DUBAI: The United Arab Emirates, which has a history of talking tough on Iran while still buying its oil, appears to be taking steps to comply with looming U.S. sanctions against the Islamic Republic’s energy industry.
Dubai is the U.A.E.’s main importer of Iranian oil. The country’s biggest city buys a light oil called condensate that’s produced in Iran’s natural gas fields and refines it into jet fuel and other products for local use. The U.A.E. port of Fujairah, the Middle East’s biggest oil-trading hub, provides storage for Iranian fuel oil that supplies vessels plying the Indian Ocean.
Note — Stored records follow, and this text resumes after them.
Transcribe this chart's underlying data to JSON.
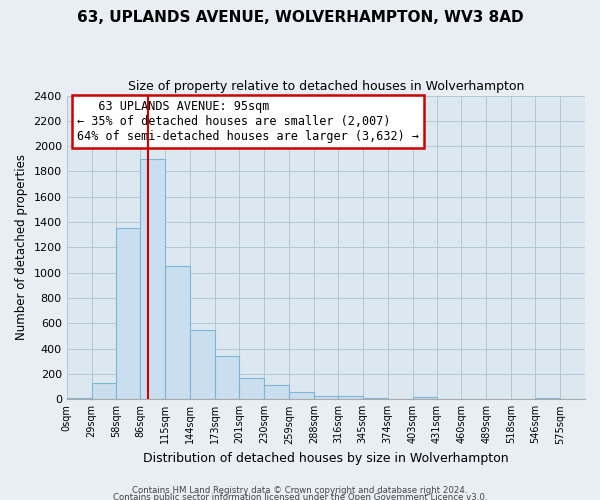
{
  "title": "63, UPLANDS AVENUE, WOLVERHAMPTON, WV3 8AD",
  "subtitle": "Size of property relative to detached houses in Wolverhampton",
  "xlabel": "Distribution of detached houses by size in Wolverhampton",
  "ylabel": "Number of detached properties",
  "bin_labels": [
    "0sqm",
    "29sqm",
    "58sqm",
    "86sqm",
    "115sqm",
    "144sqm",
    "173sqm",
    "201sqm",
    "230sqm",
    "259sqm",
    "288sqm",
    "316sqm",
    "345sqm",
    "374sqm",
    "403sqm",
    "431sqm",
    "460sqm",
    "489sqm",
    "518sqm",
    "546sqm",
    "575sqm"
  ],
  "bar_heights": [
    10,
    125,
    1350,
    1900,
    1050,
    550,
    340,
    165,
    110,
    60,
    30,
    25,
    10,
    5,
    15,
    3,
    2,
    0,
    0,
    10,
    0
  ],
  "bar_color": "#c9dff0",
  "bar_edge_color": "#7eb4d4",
  "property_line_x": 95,
  "property_line_color": "#cc0000",
  "annotation_title": "63 UPLANDS AVENUE: 95sqm",
  "annotation_line1": "← 35% of detached houses are smaller (2,007)",
  "annotation_line2": "64% of semi-detached houses are larger (3,632) →",
  "annotation_box_color": "#ffffff",
  "annotation_box_edge": "#cc0000",
  "ylim": [
    0,
    2400
  ],
  "yticks": [
    0,
    200,
    400,
    600,
    800,
    1000,
    1200,
    1400,
    1600,
    1800,
    2000,
    2200,
    2400
  ],
  "footer1": "Contains HM Land Registry data © Crown copyright and database right 2024.",
  "footer2": "Contains public sector information licensed under the Open Government Licence v3.0.",
  "bg_color": "#e8eef4",
  "plot_bg_color": "#dce8f0",
  "grid_color": "#b0c8d8",
  "left_edges": [
    0,
    29,
    58,
    86,
    115,
    144,
    173,
    201,
    230,
    259,
    288,
    316,
    345,
    374,
    403,
    431,
    460,
    489,
    518,
    546,
    575
  ],
  "xlim_max": 604
}
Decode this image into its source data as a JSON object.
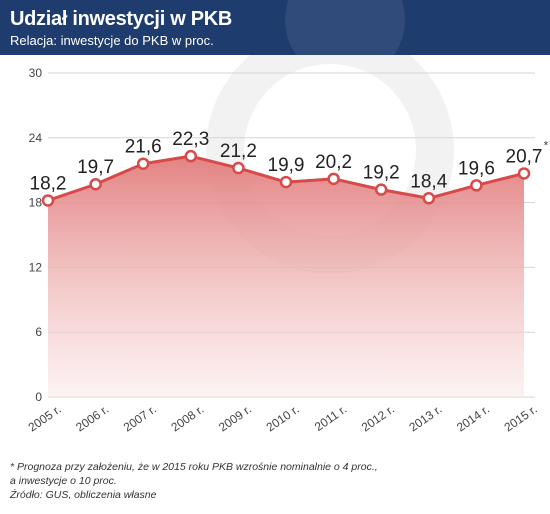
{
  "header": {
    "title": "Udział inwestycji w PKB",
    "subtitle": "Relacja: inwestycje do PKB w proc."
  },
  "colors": {
    "header_bg": "#1f3c6e",
    "line": "#d84a4a",
    "area_top": "#e27c7c",
    "area_bottom": "#fbeaea",
    "grid": "#d5d5d5",
    "marker_fill": "#ffffff"
  },
  "chart_data": {
    "type": "area",
    "title": "Udział inwestycji w PKB",
    "subtitle": "Relacja: inwestycje do PKB w proc.",
    "categories": [
      "2005 r.",
      "2006 r.",
      "2007 r.",
      "2008 r.",
      "2009 r.",
      "2010 r.",
      "2011 r.",
      "2012 r.",
      "2013 r.",
      "2014 r.",
      "2015 r."
    ],
    "values": [
      18.2,
      19.7,
      21.6,
      22.3,
      21.2,
      19.9,
      20.2,
      19.2,
      18.4,
      19.6,
      20.7
    ],
    "data_labels": [
      "18,2",
      "19,7",
      "21,6",
      "22,3",
      "21,2",
      "19,9",
      "20,2",
      "19,2",
      "18,4",
      "19,6",
      "20,7"
    ],
    "last_label_marker": "*",
    "y_ticks": [
      0,
      6,
      12,
      18,
      24,
      30
    ],
    "ylim": [
      0,
      30
    ],
    "grid": true,
    "legend": "none"
  },
  "footnote": {
    "line1": "* Prognoza przy założeniu, że w 2015 roku PKB wzrośnie nominalnie o 4 proc.,",
    "line2": "a inwestycje o 10 proc.",
    "source": "Źródło: GUS, obliczenia własne"
  }
}
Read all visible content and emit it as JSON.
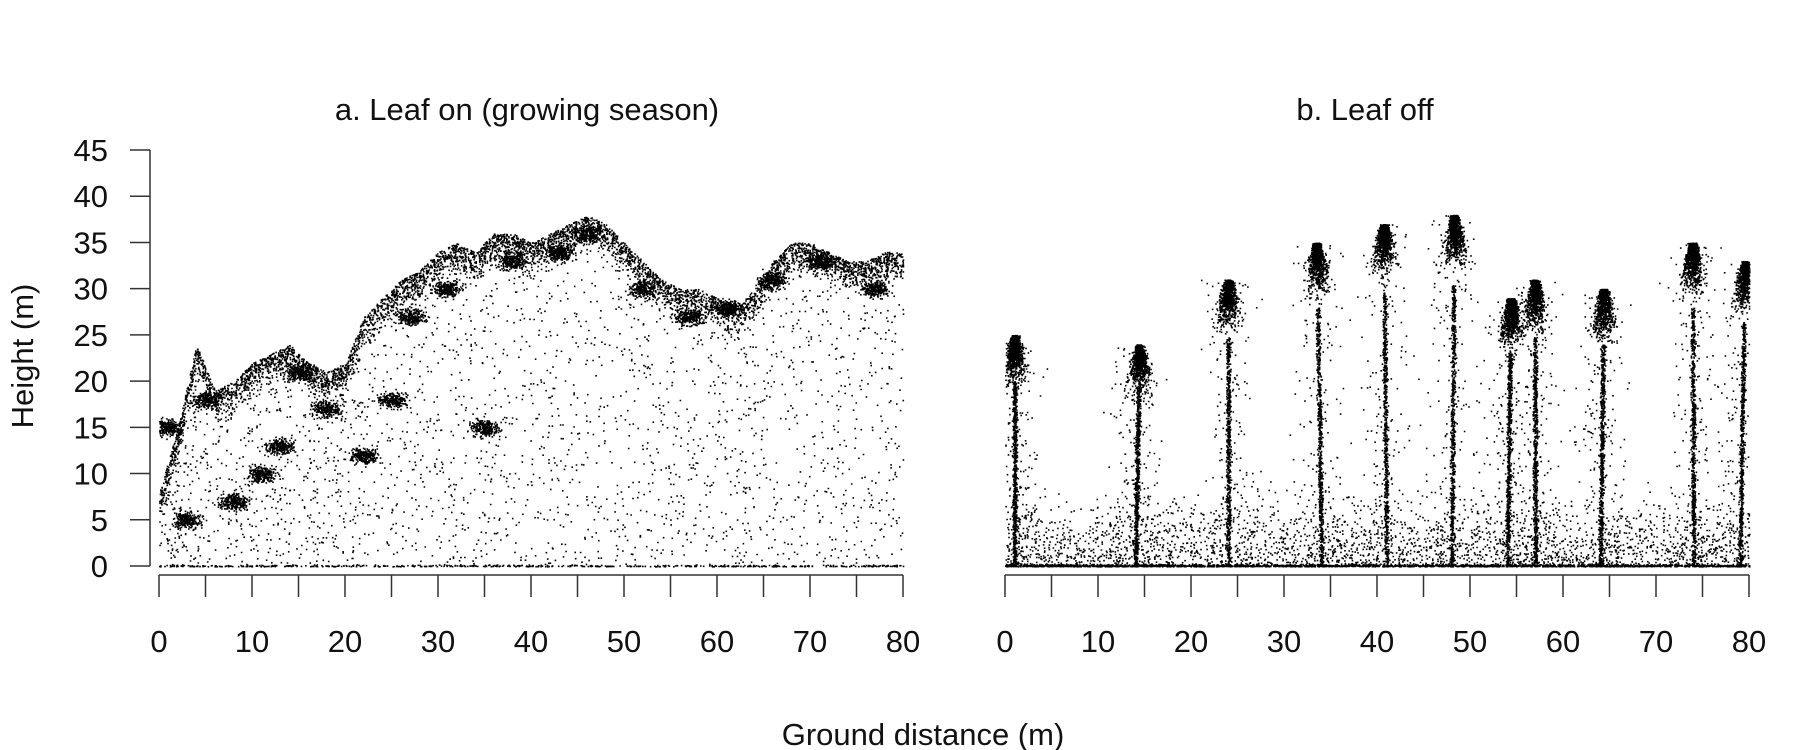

Both export streams may be at risk for Iran when U.S. sanctions take effect on Nov. 4. Condensate shipments to Dubai’s government-owned refiner Emirates National Oil Co. already dropped by half in September, according to Bloomberg tanker-tracking data. U.A.E. customs officials have started to require oil tankers docking at Fujairah’s fuel terminal to provide a certificate attesting to the origin of their cargoes, according to people with knowledge of the matter who asked not to be identified because the information is confidential.
“The U.A.E. could be looking to tightly police the cargoes entering and leaving its port, ahead of the deadline for U.S. sanctions on Iran,” said Den Syahril, a senior analyst at industry consultant FGE in Singapore.